SABLUDOWSKY: Yes we are. And the number is, as I appreciate it, the number that has been used in the media and the legislature has been $1.6B dollars which for a less than 25 billion-dollar budget, I mean that's pretty substantial so does GNO Inc. have say a policy position, a legislative position yet, or you're all, any type of programs that you want to talk about?

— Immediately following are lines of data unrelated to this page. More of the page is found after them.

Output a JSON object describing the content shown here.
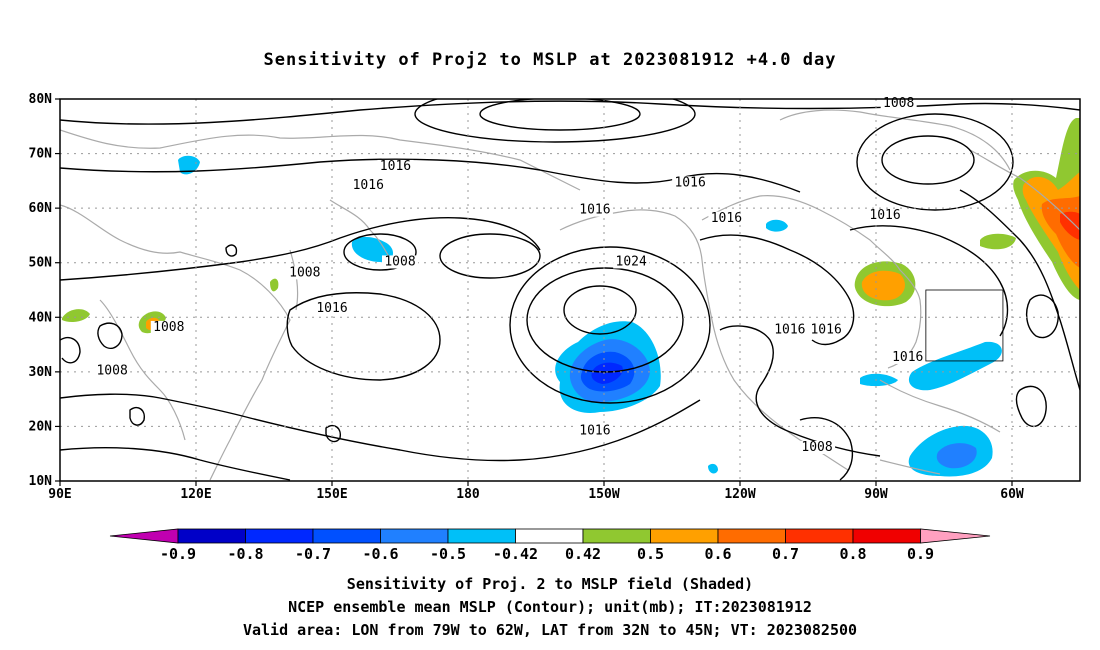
{
  "title": "Sensitivity of Proj2 to MSLP at 2023081912 +4.0 day",
  "map": {
    "lon_ticks": [
      "90E",
      "120E",
      "150E",
      "180",
      "150W",
      "120W",
      "90W",
      "60W"
    ],
    "lat_ticks": [
      "80N",
      "70N",
      "60N",
      "50N",
      "40N",
      "30N",
      "20N",
      "10N"
    ]
  },
  "contour_labels": [
    {
      "text": "1016",
      "lon": 164,
      "lat": 67
    },
    {
      "text": "1016",
      "lon": 158,
      "lat": 63.5
    },
    {
      "text": "1016",
      "lon": -131,
      "lat": 64
    },
    {
      "text": "1016",
      "lon": -152,
      "lat": 59
    },
    {
      "text": "1016",
      "lon": -123,
      "lat": 57.5
    },
    {
      "text": "1008",
      "lon": -85,
      "lat": 78.5
    },
    {
      "text": "1016",
      "lon": -88,
      "lat": 58
    },
    {
      "text": "1008",
      "lon": 144,
      "lat": 47.5
    },
    {
      "text": "1008",
      "lon": 165,
      "lat": 49.5
    },
    {
      "text": "1024",
      "lon": -144,
      "lat": 49.5
    },
    {
      "text": "1016",
      "lon": 150,
      "lat": 41
    },
    {
      "text": "1008",
      "lon": 114,
      "lat": 37.5
    },
    {
      "text": "1008",
      "lon": 101.5,
      "lat": 29.5
    },
    {
      "text": "1016",
      "lon": -109,
      "lat": 37
    },
    {
      "text": "1016",
      "lon": -101,
      "lat": 37
    },
    {
      "text": "1016",
      "lon": -83,
      "lat": 32
    },
    {
      "text": "1016",
      "lon": -152,
      "lat": 18.5
    },
    {
      "text": "1008",
      "lon": -103,
      "lat": 15.5
    }
  ],
  "valid_box": {
    "lon_min": -79,
    "lon_max": -62,
    "lat_min": 32,
    "lat_max": 45
  },
  "colorbar": {
    "labels": [
      "-0.9",
      "-0.8",
      "-0.7",
      "-0.6",
      "-0.5",
      "-0.42",
      "0.42",
      "0.5",
      "0.6",
      "0.7",
      "0.8",
      "0.9"
    ],
    "colors": [
      "#c000b0",
      "#0000c8",
      "#0028ff",
      "#0050ff",
      "#2080ff",
      "#00c0f8",
      "#ffffff",
      "#90c830",
      "#ffa000",
      "#ff6c00",
      "#ff3000",
      "#f00000",
      "#ffa0c0"
    ]
  },
  "footer": {
    "line1": "Sensitivity of Proj. 2 to MSLP field (Shaded)",
    "line2": "NCEP ensemble mean MSLP (Contour); unit(mb); IT:2023081912",
    "line3": "Valid area: LON from 79W to 62W, LAT from 32N to 45N; VT: 2023082500"
  }
}
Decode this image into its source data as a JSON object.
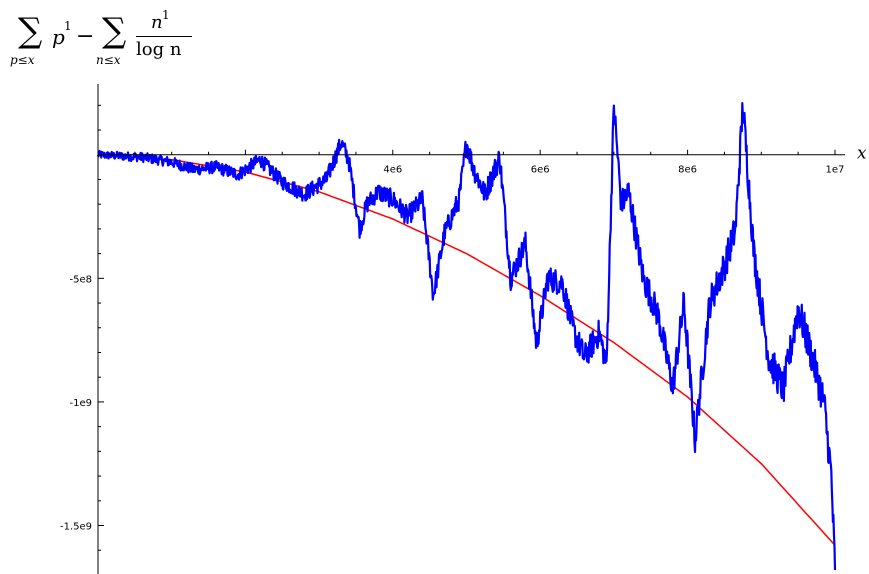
{
  "title": {
    "sum_symbol": "∑",
    "sum1_index": "p≤x",
    "sum1_term": "p",
    "sum1_exp": "1",
    "minus": "−",
    "sum2_index": "n≤x",
    "frac_num": "n",
    "frac_num_exp": "1",
    "frac_den": "log n"
  },
  "chart_data": {
    "type": "line",
    "xlabel": "x",
    "ylabel": "",
    "xlim": [
      0,
      10000000
    ],
    "ylim": [
      -1680000000,
      270000000
    ],
    "x_ticks": [
      {
        "value": 4000000,
        "label": "4e6"
      },
      {
        "value": 6000000,
        "label": "6e6"
      },
      {
        "value": 8000000,
        "label": "8e6"
      },
      {
        "value": 10000000,
        "label": "1e7"
      }
    ],
    "y_ticks": [
      {
        "value": -500000000,
        "label": "-5e8"
      },
      {
        "value": -1000000000,
        "label": "-1e9"
      },
      {
        "value": -1500000000,
        "label": "-1.5e9"
      }
    ],
    "grid": false,
    "series": [
      {
        "color": "#ff0000",
        "style": "smooth",
        "x": [
          0,
          1000000,
          2000000,
          3000000,
          4000000,
          5000000,
          6000000,
          7000000,
          8000000,
          9000000,
          10000000
        ],
        "y": [
          0,
          -20000000,
          -70000000,
          -150000000,
          -260000000,
          -400000000,
          -570000000,
          -760000000,
          -980000000,
          -1250000000,
          -1580000000
        ]
      },
      {
        "color": "#0000ff",
        "style": "jagged",
        "x": [
          0,
          300000,
          600000,
          1000000,
          1300000,
          1600000,
          1900000,
          2200000,
          2500000,
          2800000,
          3100000,
          3300000,
          3400000,
          3550000,
          3650000,
          3800000,
          4000000,
          4200000,
          4400000,
          4550000,
          4700000,
          4900000,
          5000000,
          5100000,
          5250000,
          5450000,
          5600000,
          5800000,
          5950000,
          6100000,
          6300000,
          6450000,
          6600000,
          6800000,
          6900000,
          7000000,
          7100000,
          7200000,
          7400000,
          7600000,
          7800000,
          7950000,
          8100000,
          8300000,
          8500000,
          8650000,
          8750000,
          8900000,
          9100000,
          9300000,
          9500000,
          9700000,
          9850000,
          9950000,
          10000000
        ],
        "y": [
          0,
          -5000000,
          -10000000,
          -30000000,
          -60000000,
          -50000000,
          -80000000,
          -20000000,
          -110000000,
          -160000000,
          -100000000,
          50000000,
          -20000000,
          -300000000,
          -200000000,
          -150000000,
          -180000000,
          -250000000,
          -180000000,
          -570000000,
          -320000000,
          -180000000,
          50000000,
          -60000000,
          -160000000,
          -10000000,
          -500000000,
          -360000000,
          -770000000,
          -500000000,
          -520000000,
          -710000000,
          -820000000,
          -720000000,
          -850000000,
          200000000,
          -200000000,
          -150000000,
          -500000000,
          -650000000,
          -940000000,
          -600000000,
          -1150000000,
          -600000000,
          -450000000,
          -300000000,
          200000000,
          -400000000,
          -820000000,
          -950000000,
          -620000000,
          -830000000,
          -1000000000,
          -1300000000,
          -1680000000
        ]
      }
    ]
  }
}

HECHT:Well we definitely have a framing, I guess you would call it, on the current session and, I think the point you made is an incredibly important one, to keep talking about, is that we have to unpack the very real public sector challenge with a deficit, unpack that from the very real private-sector progress . We want to make sure that when were fixing the public sector problem that were not undermining the private sector. We want to make sure that when we're fixing the public sector deficit problem, that we're not undermining the private sector progress--that we don't throw the baby out with the bathwater. And so that's what we're getting the word out about in terms of the public sector and the deficit what's causing this a number of things that have come to bear: The repeal of Stelly in terms of personal income taxes, the Katrina money being over, the oil price drop, the 2008 recession--all these things have come together-- what they mean is that will lost about 5 billion of revenue from the peak in 2008. At the same time, our spending, has basically been flat at the state level and that's why we have the deficit. Revenues going up like that, spending like that and you end up underwater pretty quickly. But, at the same time, you've got to look at the data and Steve you can look at the most basic data, non-farm job growth and you can see that for the four decades before Katrina, we under-performed the nation by half. The nation grew 80% we moved 40%, places that we compete against like Houston and Atlanta group 200%. Looking at the exact same data just going back to 2008, we have been performing alongside places like Houston and Atlanta. Houston and Austin, roughly, at the very best. So, It really is happening but again it take some time. When the governor makes an announcement about an 1000- person operation that's opening up--what's not said is that those 1000 jobs are going to come online in about 10 to 12 years. There is a timing delay. So people who have been demanding results of this growth today in terms of the tax revenue actually don't understand that were actually talking short-term future growth not immediate impact and so it's important to make sure that we get the timing in perspective.